On November 5, 2014, Cortex Pharmaceuticals, Inc. (the “Company”) entered into a Convertible Note and Warrant Purchase Agreement (the “Purchase Agreement”) with various accredited investors (each, a “Purchaser”), pursuant to which the Company sold its (i) 10% Convertible Notes due September 15, 2015 (“Notes”) and (ii) Warrants to Purchase Common Stock (“Warrants”). This financing was the initial closing on a private placement of up to $1,000,000 (the “Private Placement”), and subsequent closings occurred on December 9, 2014, December 31, 2014 and February 2, 2015. The Company terminated the Private Placement on February 18, 2015, having generated aggregate gross proceeds of $579,500 in the four closings.



As set forth in the Notes, the outstanding principal balance of each Note and all accrued and unpaid interest was due and payable in full on September 15, 2015, subject to the Company’s ability to extend that maturity date. On August 13, 2015, the Company determined to extend the maturity date of the Notes to September 15, 2016 and sent notice to note holders of its election, pursuant to the terms of the Notes. As a consequence of this election, under the terms of the Notes the Company will be required to issue to note holders approximately 8,900,000 additional warrants (the “New Warrants”) that will be exercisable through September 15, 2016. As set forth in Section 2 of the Notes, the New Warrants will be exercisable for that number of shares of common stock of the Company calculated as the principal amount of the Note (an aggregate amount of $579,500), plus any accrued and unpaid interest (estimated to be approximately $43,750 in the aggregate through September 15, 2015), multiplied by 50%, and then divided by $0.035. The New Warrants will otherwise have terms substantially similar to the Warrants.
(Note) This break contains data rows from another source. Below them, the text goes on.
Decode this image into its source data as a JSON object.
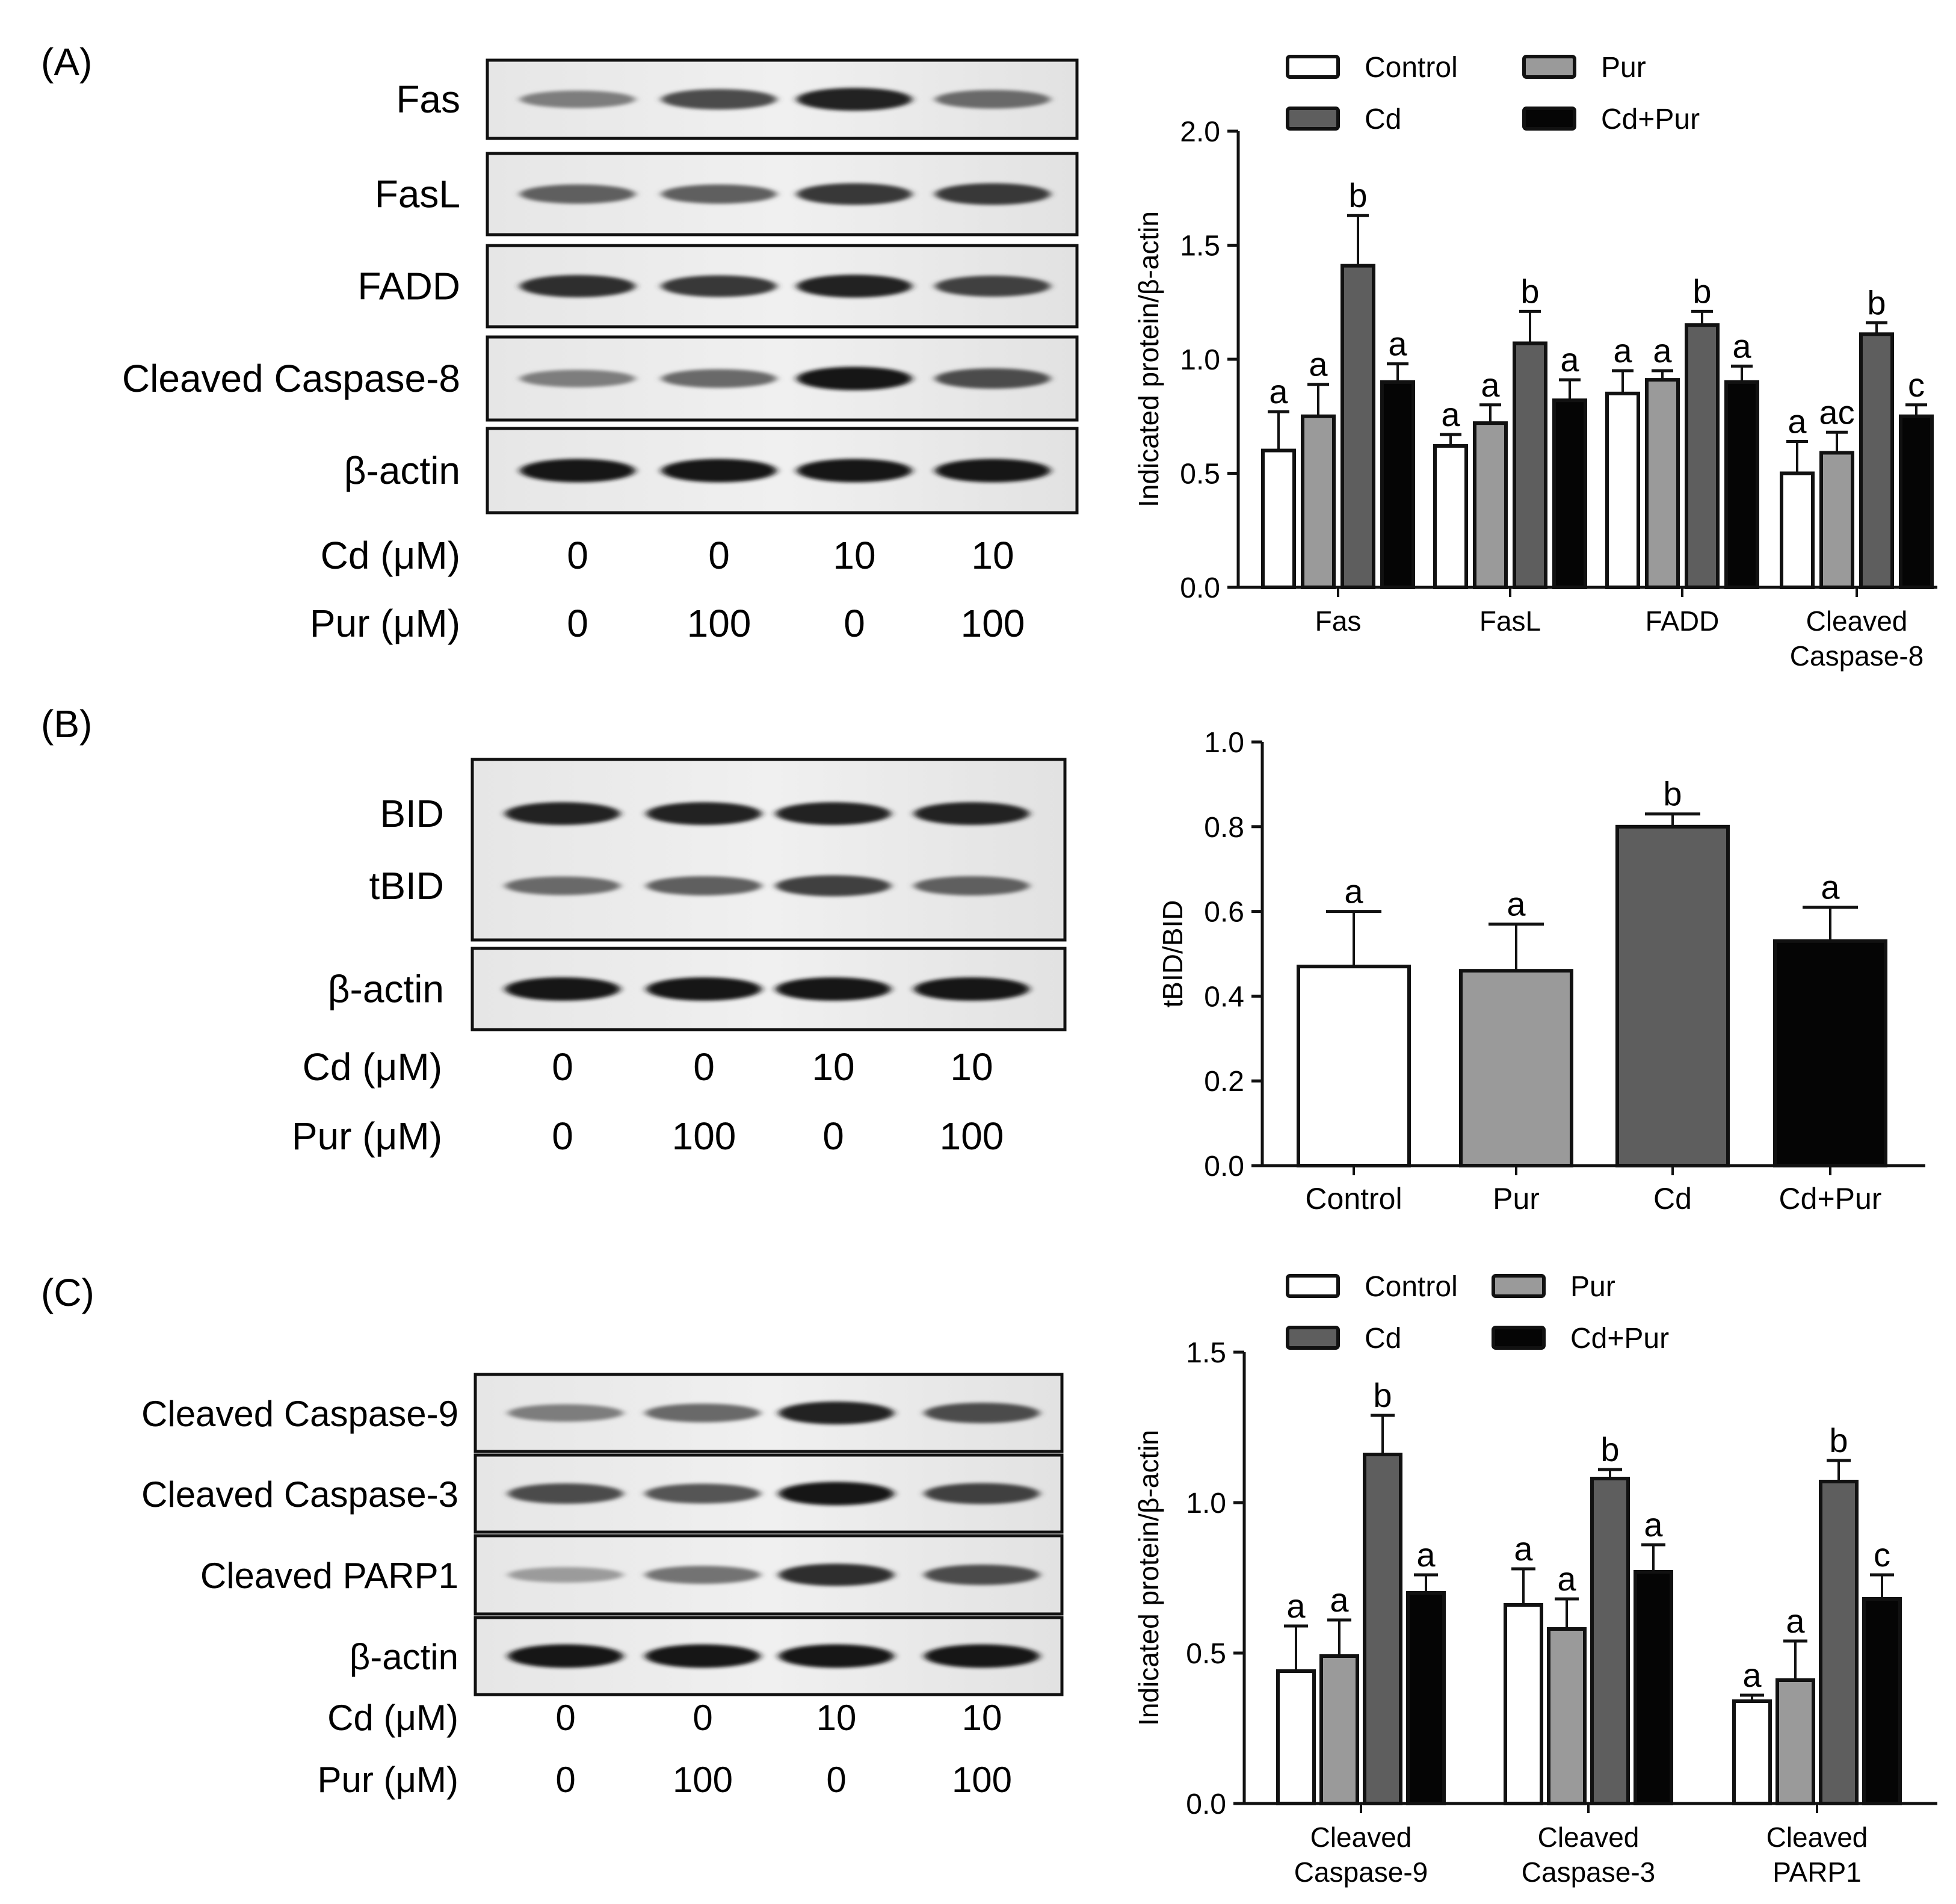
{
  "figure": {
    "groups": [
      "Control",
      "Pur",
      "Cd",
      "Cd+Pur"
    ],
    "group_colors": [
      "#ffffff",
      "#9a9a9a",
      "#5e5e5e",
      "#050505"
    ],
    "blot_dose_rows": [
      {
        "label": "Cd (μM)",
        "values": [
          "0",
          "0",
          "10",
          "10"
        ]
      },
      {
        "label": "Pur (μM)",
        "values": [
          "0",
          "100",
          "0",
          "100"
        ]
      }
    ]
  },
  "panels": [
    {
      "letter": "(A)",
      "blot_rows": [
        {
          "label": "Fas",
          "intensity": [
            0.45,
            0.7,
            0.9,
            0.55
          ]
        },
        {
          "label": "FasL",
          "intensity": [
            0.6,
            0.6,
            0.8,
            0.8
          ]
        },
        {
          "label": "FADD",
          "intensity": [
            0.85,
            0.8,
            0.9,
            0.75
          ]
        },
        {
          "label": "Cleaved Caspase-8",
          "intensity": [
            0.45,
            0.55,
            0.95,
            0.7
          ]
        },
        {
          "label": "β-actin",
          "intensity": [
            0.95,
            0.95,
            0.95,
            0.95
          ]
        }
      ]
    },
    {
      "letter": "(B)",
      "blot_rows": [
        {
          "label": "BID",
          "intensity": [
            0.9,
            0.9,
            0.9,
            0.9
          ]
        },
        {
          "label": "tBID",
          "intensity": [
            0.55,
            0.6,
            0.75,
            0.6
          ]
        },
        {
          "label": "β-actin",
          "intensity": [
            0.95,
            0.95,
            0.95,
            0.95
          ]
        }
      ]
    },
    {
      "letter": "(C)",
      "blot_rows": [
        {
          "label": "Cleaved Caspase-9",
          "intensity": [
            0.45,
            0.55,
            0.9,
            0.7
          ]
        },
        {
          "label": "Cleaved Caspase-3",
          "intensity": [
            0.7,
            0.65,
            0.95,
            0.75
          ]
        },
        {
          "label": "Cleaved PARP1",
          "intensity": [
            0.3,
            0.5,
            0.85,
            0.7
          ]
        },
        {
          "label": "β-actin",
          "intensity": [
            0.95,
            0.95,
            0.95,
            0.95
          ]
        }
      ]
    }
  ],
  "chart_data": [
    {
      "type": "bar",
      "ylabel": "Indicated protein/β-actin",
      "ylim": [
        0,
        2.0
      ],
      "yticks": [
        "0.0",
        "0.5",
        "1.0",
        "1.5",
        "2.0"
      ],
      "legend": "top",
      "categories": [
        [
          "Fas"
        ],
        [
          "FasL"
        ],
        [
          "FADD"
        ],
        [
          "Cleaved",
          "Caspase-8"
        ]
      ],
      "series": [
        {
          "name": "Control",
          "values": [
            0.6,
            0.62,
            0.85,
            0.5
          ],
          "errors": [
            0.17,
            0.05,
            0.1,
            0.14
          ],
          "letters": [
            "a",
            "a",
            "a",
            "a"
          ]
        },
        {
          "name": "Pur",
          "values": [
            0.75,
            0.72,
            0.91,
            0.59
          ],
          "errors": [
            0.14,
            0.08,
            0.04,
            0.09
          ],
          "letters": [
            "a",
            "a",
            "a",
            "ac"
          ]
        },
        {
          "name": "Cd",
          "values": [
            1.41,
            1.07,
            1.15,
            1.11
          ],
          "errors": [
            0.22,
            0.14,
            0.06,
            0.05
          ],
          "letters": [
            "b",
            "b",
            "b",
            "b"
          ]
        },
        {
          "name": "Cd+Pur",
          "values": [
            0.9,
            0.82,
            0.9,
            0.75
          ],
          "errors": [
            0.08,
            0.09,
            0.07,
            0.05
          ],
          "letters": [
            "a",
            "a",
            "a",
            "c"
          ]
        }
      ]
    },
    {
      "type": "bar",
      "ylabel": "tBID/BID",
      "ylim": [
        0,
        1.0
      ],
      "yticks": [
        "0.0",
        "0.2",
        "0.4",
        "0.6",
        "0.8",
        "1.0"
      ],
      "categories": [
        "Control",
        "Pur",
        "Cd",
        "Cd+Pur"
      ],
      "values": [
        0.47,
        0.46,
        0.8,
        0.53
      ],
      "errors": [
        0.13,
        0.11,
        0.03,
        0.08
      ],
      "letters": [
        "a",
        "a",
        "b",
        "a"
      ]
    },
    {
      "type": "bar",
      "ylabel": "Indicated protein/β-actin",
      "ylim": [
        0,
        1.5
      ],
      "yticks": [
        "0.0",
        "0.5",
        "1.0",
        "1.5"
      ],
      "legend": "top",
      "categories": [
        [
          "Cleaved",
          "Caspase-9"
        ],
        [
          "Cleaved",
          "Caspase-3"
        ],
        [
          "Cleaved",
          "PARP1"
        ]
      ],
      "series": [
        {
          "name": "Control",
          "values": [
            0.44,
            0.66,
            0.34
          ],
          "errors": [
            0.15,
            0.12,
            0.02
          ],
          "letters": [
            "a",
            "a",
            "a"
          ]
        },
        {
          "name": "Pur",
          "values": [
            0.49,
            0.58,
            0.41
          ],
          "errors": [
            0.12,
            0.1,
            0.13
          ],
          "letters": [
            "a",
            "a",
            "a"
          ]
        },
        {
          "name": "Cd",
          "values": [
            1.16,
            1.08,
            1.07
          ],
          "errors": [
            0.13,
            0.03,
            0.07
          ],
          "letters": [
            "b",
            "b",
            "b"
          ]
        },
        {
          "name": "Cd+Pur",
          "values": [
            0.7,
            0.77,
            0.68
          ],
          "errors": [
            0.06,
            0.09,
            0.08
          ],
          "letters": [
            "a",
            "a",
            "c"
          ]
        }
      ]
    }
  ]
}
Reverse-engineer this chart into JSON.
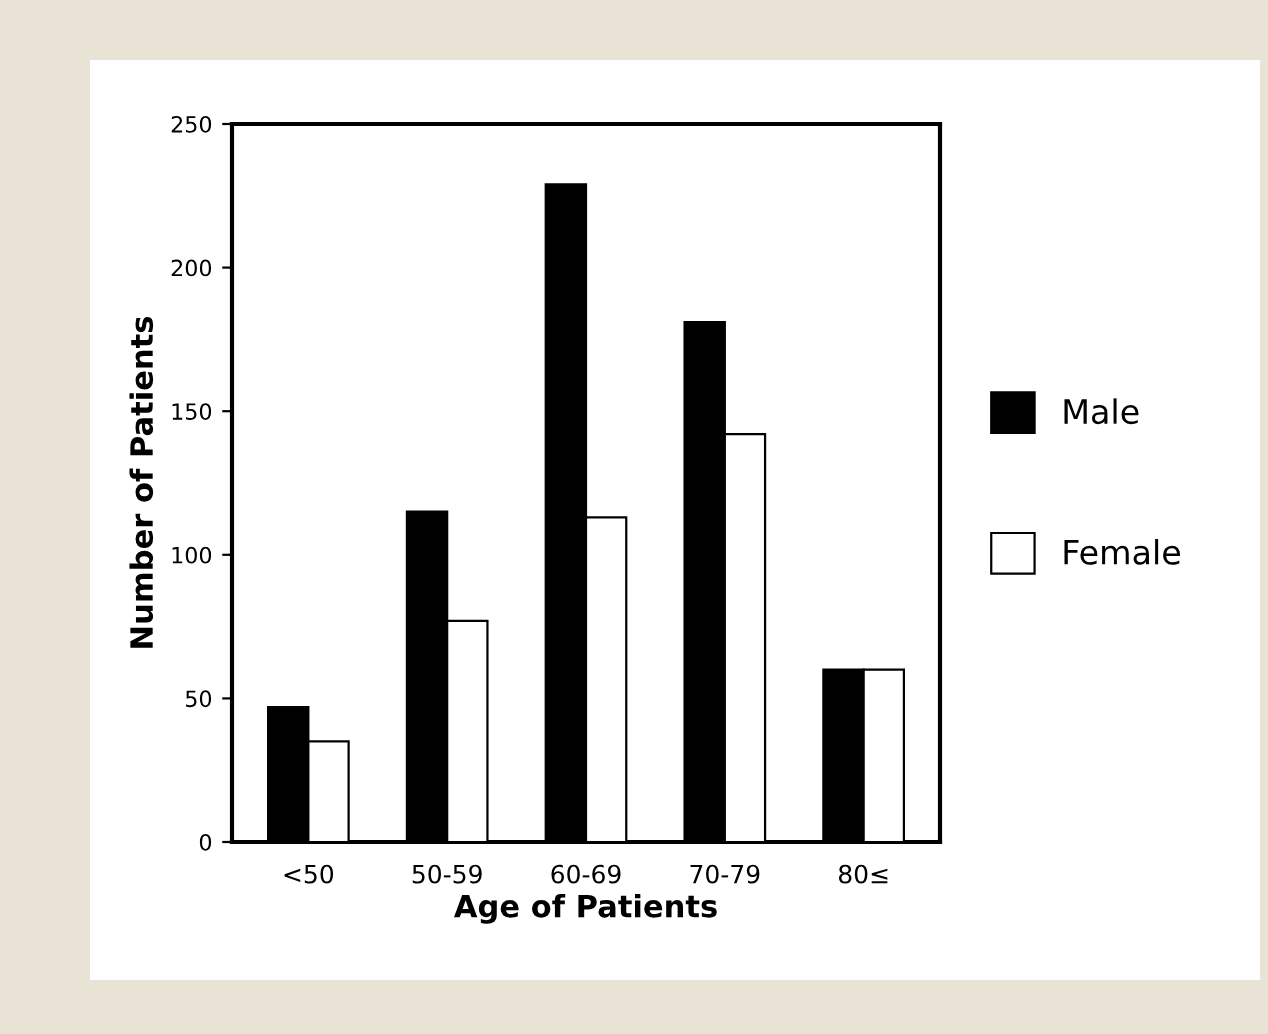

The form of both the Warrants and the Notes was attached as an Exhibit to the form of Purchase Agreement, filed November 12, 2014 as Exhibit 10.1 to the Company’s Current Report in Form 8-K in connection with the initial sale of the Notes and Warrants, and is incorporated herein by reference.



The Warrants to purchase approximately 16,600,000 shares of common stock initially distributed with the Notes were exercisable until 5:00 p.m. on September 15, 2015 at the same price per share of Common Stock at which the Notes are convertible and into the number of shares of Common Stock calculated as each Purchaser’s investment amount divided by $0.035. In connection with the extension of the maturity date of the Notes, the Board of Directors of the Company (the “Board”) determined to extend the termination date of the original Warrants to September 15, 2016, so that they are coterminous with the new maturity date of the Notes.



Going to keep this one on watch between now and then to see if a rabbit gets pulled out of a hat.